The chorus lines are:-

 Sea of heartbreak, lost love an' loneliness;
 Memories of your caress, so divine
 I wish you were mine again, my dear.
 I am on this sea of tears:
 Sea of heartbreak.

==Chart performance==

| Chart (1961) | Peak position |
|---|---|
| US Hot Country Songs (Billboard) | 2 |
| U.S. Billboard Hot 100 | 21 |
| U.K. Singles Chart | 14 |
| Norwegian Singles Chart | 10 |

== Kenny Price version ==

Kenny Price recorded the song in 1972, and peaked at number 24 on the country charts in the USA. It was included on his album of the same name.

===Chart performance===

| Chart (1972) | Peak position |
|---|---|
| US Hot Country Songs (Billboard) | 24 |
| Canadian RPM Country Tracks | 13 |

==Ronnie McDowell version==

"Sea of Heartbreak" was also a single by the American country music artist Ronnie McDowell. Released in 1989, it was the first single from the album American Music. The song reached #39 on the Billboard Hot Country Singles & Tracks chart.

===Chart performance===

| Chart (1989) | Peak position |
|---|---|
| US Hot Country Songs (Billboard) | 39 |

==Other cover versions==
Johnny Cash recorded the song for his Grammy-winning 1996 album Unchained. Cash's daughter, Rosanne Cash, covered the song in 2009 as a duet with Bruce Springsteen on her album The List. British pop group The Searchers recorded a version in 1964 for their album It's the Searchers. The Everly Brothers covered the song on their 1967 album, The Hit Sound of the Everly Brothers. In 1982, Poco went to #35 in the USA on the Adult Contemporary chart with their version. The Hawaiian group Kapena recorded their cover of the song in 1996. In 2004, Jimmy Buffett recorded a version for his License to Chill album. George Strait was featured on this rendition.

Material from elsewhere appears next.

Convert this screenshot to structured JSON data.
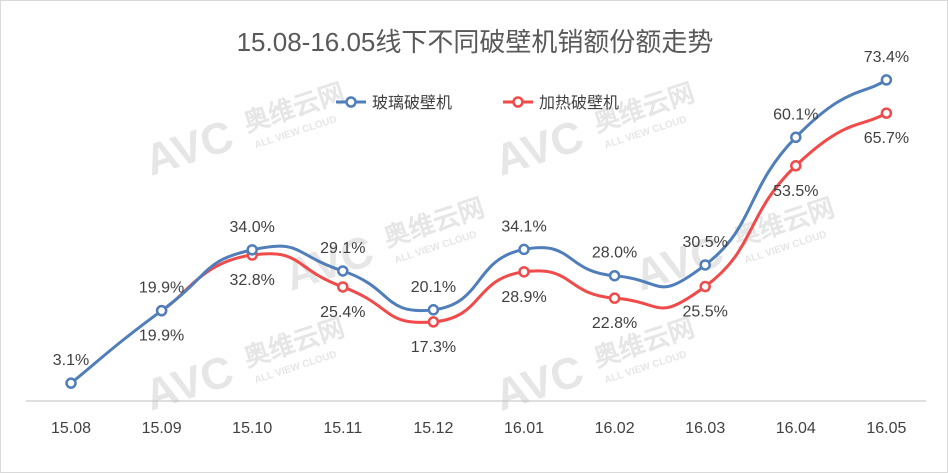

The alternative rock band Meat Puppets recorded a version of the song that was featured on the 2019 album Dusty Notes. Lynn Anderson released the song as a single in 1979 from her Outlaw Is Just a State of Mind album and it peaked at number 33 on Billboard's Hot Country Singles chart. Yugoslav rock band Džentlmeni released a Serbo-Croatian version of the song, entitled "Slomljena srca" ("Broken Hearts"), in 1969, the song becoming a large hit in Yugoslavia. Their version appeared in the 1998 Serbian hit film Barking at the Stars. Poco included their version of the song on their 1982 album Cowboys & Englishmen. Czech country singer Michal Tučný released a version of the song, entitled "Snídaně v trávě" ("Breakfast on the Grass"), with lyrics by Zdeněk Rytíř, in 1980.